Все известные сегодня антипсихотики обладают общим механизмом антипсихотического действия, поскольку снижают передачу нервных импульсов в тех системах мозга, где передатчиком нервных импульсов является дофамин. При этом снижение передачи нервных импульсов в дофаминовых системах мезолимбической области мозга является необходимым условием антипсихотического действия, под которым подразумевается снятие позитивной симптоматики (бреда, галлюцинаций). А вот снижение передачи нервных импульсов в экстрапирамидной и в тубероинфундибулярной системе гипоталамус — гипофиз является вредным и нежелательным эффектом, ответственным за экстрапирамидные побочные явления, наблюдаемые у 50—60% больных, и повышение уровня пролактина в крови, с которым связан ряд других побочных эффектов.[2][3] Снижение передачи импульсов в дофаминовых нейронах триггерной зоны и рвотного центра обеспечивает противорвотное действие, свойственное многим антипсихотикам.

Блокада дофаминовых рецепторов в мезокортикальном пути антипсихотиками обуславливает развитие негативной симптоматики (к которой различные авторы относят либо притупленный аффект, эмоциональный аутизм, социальную отгороженность, либо апатию, ангедонию и т. п.) и нейрокогнитивного дефицита — нарушения мышления, внимания, оперативной памяти, снижения коммуникативных способностей.[4]

Для всех современных антипсихотиков характерен феномен так называемого «антипсихотического порога», ниже которого антипсихотическое действие не реализуется и проявляются лишь неспецифические эффекты — снотворный, седативный и противотревожный, или, напротив, активирующий и растормаживающий, а также противорвотный. Для антипсихотического действия необходима не менее чем 60—65% блокада передачи нервных импульсов в дофаминовых системах мезолимбики и мезокортики (в первую очередь рецепторов D2-типа).

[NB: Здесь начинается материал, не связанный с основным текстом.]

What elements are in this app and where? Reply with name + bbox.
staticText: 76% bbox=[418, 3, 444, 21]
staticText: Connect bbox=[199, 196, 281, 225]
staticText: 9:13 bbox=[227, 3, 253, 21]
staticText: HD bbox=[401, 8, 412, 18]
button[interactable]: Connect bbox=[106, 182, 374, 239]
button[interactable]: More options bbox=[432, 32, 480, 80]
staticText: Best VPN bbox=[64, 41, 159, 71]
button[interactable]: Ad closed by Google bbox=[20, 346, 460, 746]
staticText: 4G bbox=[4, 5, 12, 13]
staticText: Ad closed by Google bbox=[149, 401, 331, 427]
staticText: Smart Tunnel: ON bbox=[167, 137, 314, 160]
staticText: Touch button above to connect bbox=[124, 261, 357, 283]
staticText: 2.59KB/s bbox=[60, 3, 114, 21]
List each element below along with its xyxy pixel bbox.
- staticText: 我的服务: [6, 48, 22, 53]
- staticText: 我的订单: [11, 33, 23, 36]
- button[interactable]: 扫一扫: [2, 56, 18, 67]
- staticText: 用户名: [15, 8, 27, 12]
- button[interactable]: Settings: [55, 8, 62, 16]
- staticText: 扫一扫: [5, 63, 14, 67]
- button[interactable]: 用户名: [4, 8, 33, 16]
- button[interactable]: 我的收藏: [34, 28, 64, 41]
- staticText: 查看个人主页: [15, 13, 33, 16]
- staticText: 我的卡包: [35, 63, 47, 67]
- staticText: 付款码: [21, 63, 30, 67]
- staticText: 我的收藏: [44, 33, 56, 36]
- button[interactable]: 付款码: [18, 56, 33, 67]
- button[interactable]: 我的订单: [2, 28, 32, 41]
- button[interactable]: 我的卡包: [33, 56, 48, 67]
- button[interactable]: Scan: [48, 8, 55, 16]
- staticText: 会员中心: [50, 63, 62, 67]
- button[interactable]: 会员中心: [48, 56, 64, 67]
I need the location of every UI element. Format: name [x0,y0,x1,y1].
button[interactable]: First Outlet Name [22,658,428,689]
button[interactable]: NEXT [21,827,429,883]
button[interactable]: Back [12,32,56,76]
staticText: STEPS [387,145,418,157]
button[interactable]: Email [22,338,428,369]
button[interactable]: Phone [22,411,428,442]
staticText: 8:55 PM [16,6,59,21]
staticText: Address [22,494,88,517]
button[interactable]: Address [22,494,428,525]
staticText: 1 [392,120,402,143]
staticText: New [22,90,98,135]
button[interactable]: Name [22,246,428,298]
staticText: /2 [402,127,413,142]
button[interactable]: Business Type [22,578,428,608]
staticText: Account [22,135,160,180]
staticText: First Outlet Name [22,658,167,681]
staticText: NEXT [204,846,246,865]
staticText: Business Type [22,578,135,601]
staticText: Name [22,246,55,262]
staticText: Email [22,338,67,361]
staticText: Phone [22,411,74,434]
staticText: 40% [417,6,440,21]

Седативный эффект антипсихотиков, увеличение массы тела при их приеме, гипотензивные и нейровегетативные (тахикардия, головокружение и т. д.) побочные эффекты связаны с воздействием на серотониновые, гистаминовые и адренорецепторы.

С блокадой ацетилхолиновых рецепторов связано антихолинергическое действие некоторых антипсихотиков (нарушение аккомодации, сухость во рту, задержка мочеиспускания, запоры).

Атипичные антипсихотики с большей вероятностью могут вызывать сахарный диабет и инсульт, чем типичные[5][6], и вызывают бо́льшую прибавку массы тела по сравнению с галоперидолом[1]. У пожилых людей антипсихотики вызывают возрастание риска пневмонии на 60%.[7] Влиянием антипсихотиков на липидный обмен при высокой лекарственной нагрузке обусловлен значительный риск возникновения сердечно-сосудистых заболеваний, риск инфаркта миокарда и инсульта.[8][9] Особенно высок этот риск у пациентов, получающих комбинированную терапию типичными и атипичными нейролептиками.[8]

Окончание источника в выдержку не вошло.